Open allisonletts opened 2 years ago
Here's an example dataset: https://datahub.io/JohnSnowLabs/baby-names-by-sex-and-mother-ethnic-group
This one is a little challenging to address at this layer of the processing. I have a couple ideas, but really this is a faker issue that might be addressable in Snowfakery more gracefully.
Ideas that come to mind:
In the end it really should be something that gets handled in Faker, but I have no idea how that project's maintainer(s) respond to these kinds of suggestions.
Well, I just logged it in faker proper, so... we'll find out. My inclination is that if faker doesn't take it up, putting it in snowfakery would probably make sense.
I might mess with it for a bit and see if I can make any headway.

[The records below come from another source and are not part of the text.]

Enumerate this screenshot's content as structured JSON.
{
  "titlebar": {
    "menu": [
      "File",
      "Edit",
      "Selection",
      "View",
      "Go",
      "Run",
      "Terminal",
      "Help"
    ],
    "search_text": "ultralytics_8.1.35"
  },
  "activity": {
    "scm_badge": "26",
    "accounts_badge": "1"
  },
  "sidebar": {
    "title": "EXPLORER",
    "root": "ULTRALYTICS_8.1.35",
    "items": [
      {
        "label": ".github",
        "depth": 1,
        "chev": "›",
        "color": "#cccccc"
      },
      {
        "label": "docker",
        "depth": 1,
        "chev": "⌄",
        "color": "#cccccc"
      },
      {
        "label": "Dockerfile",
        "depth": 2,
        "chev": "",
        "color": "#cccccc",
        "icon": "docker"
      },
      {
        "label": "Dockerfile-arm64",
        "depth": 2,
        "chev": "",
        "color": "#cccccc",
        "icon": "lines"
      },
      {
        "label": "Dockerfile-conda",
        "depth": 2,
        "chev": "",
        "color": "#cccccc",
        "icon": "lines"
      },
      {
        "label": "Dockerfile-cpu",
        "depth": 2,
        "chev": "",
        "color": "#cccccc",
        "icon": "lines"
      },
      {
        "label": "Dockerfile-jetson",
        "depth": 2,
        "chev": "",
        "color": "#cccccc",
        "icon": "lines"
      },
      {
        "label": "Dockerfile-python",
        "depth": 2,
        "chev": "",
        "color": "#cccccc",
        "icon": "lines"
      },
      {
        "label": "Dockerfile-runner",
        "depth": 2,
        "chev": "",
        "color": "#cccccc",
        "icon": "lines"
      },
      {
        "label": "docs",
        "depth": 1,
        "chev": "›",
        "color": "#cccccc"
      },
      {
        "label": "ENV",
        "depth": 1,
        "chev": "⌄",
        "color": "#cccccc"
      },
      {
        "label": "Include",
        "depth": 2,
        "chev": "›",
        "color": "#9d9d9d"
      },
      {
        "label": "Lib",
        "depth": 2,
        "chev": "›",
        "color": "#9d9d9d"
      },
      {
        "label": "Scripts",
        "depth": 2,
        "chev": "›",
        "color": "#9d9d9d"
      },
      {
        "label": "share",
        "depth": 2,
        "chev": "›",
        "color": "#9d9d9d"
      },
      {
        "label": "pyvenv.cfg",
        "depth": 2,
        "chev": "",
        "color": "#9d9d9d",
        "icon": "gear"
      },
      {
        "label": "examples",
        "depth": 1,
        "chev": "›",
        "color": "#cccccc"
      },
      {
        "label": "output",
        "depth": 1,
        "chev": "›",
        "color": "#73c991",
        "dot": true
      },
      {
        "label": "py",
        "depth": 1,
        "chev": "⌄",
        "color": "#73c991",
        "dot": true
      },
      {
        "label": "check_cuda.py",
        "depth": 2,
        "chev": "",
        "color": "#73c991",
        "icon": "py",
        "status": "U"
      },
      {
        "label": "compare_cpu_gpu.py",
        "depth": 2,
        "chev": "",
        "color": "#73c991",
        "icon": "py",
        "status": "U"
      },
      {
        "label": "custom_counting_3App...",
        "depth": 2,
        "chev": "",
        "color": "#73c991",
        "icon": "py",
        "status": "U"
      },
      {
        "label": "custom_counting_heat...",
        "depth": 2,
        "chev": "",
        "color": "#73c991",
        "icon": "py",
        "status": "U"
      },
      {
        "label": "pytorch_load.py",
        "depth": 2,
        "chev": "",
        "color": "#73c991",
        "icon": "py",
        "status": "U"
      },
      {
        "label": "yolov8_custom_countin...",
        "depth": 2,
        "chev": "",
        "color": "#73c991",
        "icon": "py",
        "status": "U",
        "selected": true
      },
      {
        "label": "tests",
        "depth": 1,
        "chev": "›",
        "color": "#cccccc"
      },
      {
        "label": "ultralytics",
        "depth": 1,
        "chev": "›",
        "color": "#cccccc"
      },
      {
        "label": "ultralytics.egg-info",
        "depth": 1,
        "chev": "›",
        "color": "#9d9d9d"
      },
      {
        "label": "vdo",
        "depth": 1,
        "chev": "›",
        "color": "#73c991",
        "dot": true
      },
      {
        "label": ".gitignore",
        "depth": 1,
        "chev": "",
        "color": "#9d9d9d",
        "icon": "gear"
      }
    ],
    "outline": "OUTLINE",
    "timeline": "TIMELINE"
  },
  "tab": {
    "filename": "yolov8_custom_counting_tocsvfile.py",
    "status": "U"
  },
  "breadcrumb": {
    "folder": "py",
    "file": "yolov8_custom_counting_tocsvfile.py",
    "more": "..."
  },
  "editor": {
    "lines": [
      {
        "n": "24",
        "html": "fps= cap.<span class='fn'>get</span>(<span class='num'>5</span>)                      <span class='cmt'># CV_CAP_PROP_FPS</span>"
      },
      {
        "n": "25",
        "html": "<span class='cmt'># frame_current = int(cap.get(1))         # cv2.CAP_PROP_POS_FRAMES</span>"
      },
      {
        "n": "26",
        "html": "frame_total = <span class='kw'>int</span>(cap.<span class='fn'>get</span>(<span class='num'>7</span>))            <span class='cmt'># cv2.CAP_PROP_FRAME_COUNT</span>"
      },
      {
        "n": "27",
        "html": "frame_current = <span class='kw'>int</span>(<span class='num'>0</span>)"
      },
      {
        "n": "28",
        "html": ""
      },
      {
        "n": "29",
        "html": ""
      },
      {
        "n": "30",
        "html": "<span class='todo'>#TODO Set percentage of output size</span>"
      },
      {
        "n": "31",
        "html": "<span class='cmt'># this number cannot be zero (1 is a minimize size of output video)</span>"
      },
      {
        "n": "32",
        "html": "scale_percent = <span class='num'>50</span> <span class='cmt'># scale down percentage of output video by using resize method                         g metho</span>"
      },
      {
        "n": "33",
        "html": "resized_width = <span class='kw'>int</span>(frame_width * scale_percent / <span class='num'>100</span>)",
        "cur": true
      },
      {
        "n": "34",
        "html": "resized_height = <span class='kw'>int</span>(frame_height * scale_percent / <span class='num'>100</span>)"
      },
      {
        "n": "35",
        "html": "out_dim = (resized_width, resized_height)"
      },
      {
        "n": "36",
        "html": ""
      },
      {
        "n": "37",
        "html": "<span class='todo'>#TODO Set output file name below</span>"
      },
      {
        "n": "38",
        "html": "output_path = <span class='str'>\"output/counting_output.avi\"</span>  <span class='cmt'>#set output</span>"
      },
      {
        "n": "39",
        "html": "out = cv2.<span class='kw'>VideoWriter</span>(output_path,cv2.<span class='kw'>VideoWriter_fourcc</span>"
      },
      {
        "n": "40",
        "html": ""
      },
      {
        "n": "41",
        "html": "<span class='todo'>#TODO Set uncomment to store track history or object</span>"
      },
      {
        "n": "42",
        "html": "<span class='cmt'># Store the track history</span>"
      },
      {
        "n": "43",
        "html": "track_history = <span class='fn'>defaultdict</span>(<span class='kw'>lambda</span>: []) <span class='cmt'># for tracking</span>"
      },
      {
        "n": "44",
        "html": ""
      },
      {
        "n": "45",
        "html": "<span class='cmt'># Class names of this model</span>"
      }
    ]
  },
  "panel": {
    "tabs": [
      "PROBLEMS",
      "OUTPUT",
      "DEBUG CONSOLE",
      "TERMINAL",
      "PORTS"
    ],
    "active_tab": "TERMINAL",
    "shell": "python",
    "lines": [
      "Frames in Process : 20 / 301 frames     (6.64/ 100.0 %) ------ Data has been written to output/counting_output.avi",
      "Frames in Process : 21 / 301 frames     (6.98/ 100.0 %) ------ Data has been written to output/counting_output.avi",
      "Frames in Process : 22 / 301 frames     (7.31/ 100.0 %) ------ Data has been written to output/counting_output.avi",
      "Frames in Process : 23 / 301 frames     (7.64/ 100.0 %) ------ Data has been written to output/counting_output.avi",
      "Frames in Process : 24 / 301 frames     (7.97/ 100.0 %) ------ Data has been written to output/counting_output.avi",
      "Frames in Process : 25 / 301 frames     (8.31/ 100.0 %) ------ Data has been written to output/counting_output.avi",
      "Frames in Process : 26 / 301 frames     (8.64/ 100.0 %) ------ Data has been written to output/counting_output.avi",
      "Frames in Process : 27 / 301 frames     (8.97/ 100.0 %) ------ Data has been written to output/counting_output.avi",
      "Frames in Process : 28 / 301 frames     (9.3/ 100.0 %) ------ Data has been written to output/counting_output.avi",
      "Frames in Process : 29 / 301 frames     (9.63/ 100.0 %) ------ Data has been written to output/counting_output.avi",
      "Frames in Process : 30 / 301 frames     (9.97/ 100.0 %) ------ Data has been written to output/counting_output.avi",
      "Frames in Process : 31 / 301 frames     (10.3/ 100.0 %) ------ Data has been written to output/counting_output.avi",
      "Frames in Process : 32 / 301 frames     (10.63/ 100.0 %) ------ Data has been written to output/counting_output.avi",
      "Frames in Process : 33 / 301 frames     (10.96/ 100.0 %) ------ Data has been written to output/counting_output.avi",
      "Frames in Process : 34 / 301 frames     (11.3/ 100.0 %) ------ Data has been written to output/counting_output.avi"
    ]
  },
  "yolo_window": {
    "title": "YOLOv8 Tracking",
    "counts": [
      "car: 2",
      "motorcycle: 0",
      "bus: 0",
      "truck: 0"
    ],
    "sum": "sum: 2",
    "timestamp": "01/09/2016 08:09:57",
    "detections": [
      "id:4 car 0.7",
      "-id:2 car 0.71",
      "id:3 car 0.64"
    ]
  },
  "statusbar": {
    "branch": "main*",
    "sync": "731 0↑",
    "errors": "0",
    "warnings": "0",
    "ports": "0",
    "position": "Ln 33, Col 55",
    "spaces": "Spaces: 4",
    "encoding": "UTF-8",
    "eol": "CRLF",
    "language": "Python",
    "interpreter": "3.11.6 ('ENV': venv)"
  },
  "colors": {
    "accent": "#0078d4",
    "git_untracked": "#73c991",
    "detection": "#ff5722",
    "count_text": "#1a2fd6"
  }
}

I feel like anything would be better than what we have now. @prescod let me know if you have ideas or suggestions for where this all should live.
The proposed solution from the Faker maintainer would overlap with the need for a good way to bring in other libraries being discussed here.
I think at least the faker provider would need to be a community provider because I can't find a useful dataset that's based on government statistics.
Here's our current plan: we'll create our own name provider that starts with a broader range of names. The goal is to keep the original name datasets themselves outside of Snowfakery, although we might play with name distributions.
The names provided by the default en_US faker provider is the top 200 names from 1960s-1990s in the US, per the Social Security Administration. That data is going to skew verrrrry white. I'd like to be populating Salesforce with a dataset that sounds more diverse than that.